Successful Management of Acquired Factor V Inhibitor by Monitoring Factor V Activity, Antigen, and Inhibitor Values during Immunosuppressive Therapy

Acta Haematol. 2020;143(5):486-490. doi: 10.1159/000502730. Epub 2019 Sep 27.

Abstract

Acquired factor V inhibitor (AFVI) results from the formation of autoantibodies to coagulation factor V (FV), and the clinical phenotype can range from asymptomatic laboratory abnormalities to life-threatening bleeds. We describe a 74-year-old man who developed AFVI along with a massive subcutaneous hematoma.
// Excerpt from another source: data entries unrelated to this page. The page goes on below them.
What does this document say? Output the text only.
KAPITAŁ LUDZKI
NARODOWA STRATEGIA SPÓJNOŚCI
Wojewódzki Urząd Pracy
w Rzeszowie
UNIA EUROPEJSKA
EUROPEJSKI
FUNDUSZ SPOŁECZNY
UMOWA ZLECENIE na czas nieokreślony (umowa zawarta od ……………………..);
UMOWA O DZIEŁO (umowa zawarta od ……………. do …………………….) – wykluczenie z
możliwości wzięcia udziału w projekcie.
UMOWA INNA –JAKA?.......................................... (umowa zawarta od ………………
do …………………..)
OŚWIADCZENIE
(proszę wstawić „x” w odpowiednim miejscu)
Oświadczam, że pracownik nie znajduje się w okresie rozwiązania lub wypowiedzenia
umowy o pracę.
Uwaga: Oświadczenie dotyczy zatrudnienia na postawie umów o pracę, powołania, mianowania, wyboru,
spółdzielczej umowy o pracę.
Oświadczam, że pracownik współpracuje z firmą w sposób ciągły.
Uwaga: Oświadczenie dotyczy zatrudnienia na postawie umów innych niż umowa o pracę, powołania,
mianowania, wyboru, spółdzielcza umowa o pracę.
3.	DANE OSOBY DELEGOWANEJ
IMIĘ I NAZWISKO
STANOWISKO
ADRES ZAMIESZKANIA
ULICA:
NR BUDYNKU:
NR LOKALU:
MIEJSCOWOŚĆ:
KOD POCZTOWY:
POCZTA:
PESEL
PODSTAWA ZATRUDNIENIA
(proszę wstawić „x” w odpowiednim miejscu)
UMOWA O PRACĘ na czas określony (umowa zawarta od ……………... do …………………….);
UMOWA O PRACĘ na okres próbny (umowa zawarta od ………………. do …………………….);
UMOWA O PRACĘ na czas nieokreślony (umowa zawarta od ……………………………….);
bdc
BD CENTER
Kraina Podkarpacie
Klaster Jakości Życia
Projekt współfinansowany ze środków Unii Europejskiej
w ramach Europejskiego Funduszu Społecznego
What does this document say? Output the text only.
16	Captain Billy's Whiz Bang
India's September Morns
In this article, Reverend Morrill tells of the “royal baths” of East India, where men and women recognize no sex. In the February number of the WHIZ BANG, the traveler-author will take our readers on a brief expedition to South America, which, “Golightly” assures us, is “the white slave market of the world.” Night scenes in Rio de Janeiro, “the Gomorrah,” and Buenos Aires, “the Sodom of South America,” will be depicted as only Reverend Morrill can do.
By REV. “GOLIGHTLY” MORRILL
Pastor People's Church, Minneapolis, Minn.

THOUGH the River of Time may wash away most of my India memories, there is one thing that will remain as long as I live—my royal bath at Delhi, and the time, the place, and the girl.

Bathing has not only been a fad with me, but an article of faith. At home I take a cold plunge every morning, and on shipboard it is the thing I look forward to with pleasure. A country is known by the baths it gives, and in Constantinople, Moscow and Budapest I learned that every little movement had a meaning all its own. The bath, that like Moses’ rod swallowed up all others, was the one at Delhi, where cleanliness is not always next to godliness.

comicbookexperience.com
He was initially treated with prednisolone (PSL), but AFVI recurred when the dose was reduced after a short period. We subsequently increased the PSL dose and added cyclophosphamide (CY), which resulted in a complete response. We then gradually tapered PSL and stopped CY, and the patient has since remained free of recurrent AFVI symptoms. We monitored FV activity, antigen concentrations, and inhibitor titers of this patient throughout the clinical course. The ratio of FV activity to antigen concentration was low at diagnosis and gradually increased along with the patient's improvement. This ratio might be a useful parameter for evaluating the effects of immunosuppressive therapy in patients with AFVI.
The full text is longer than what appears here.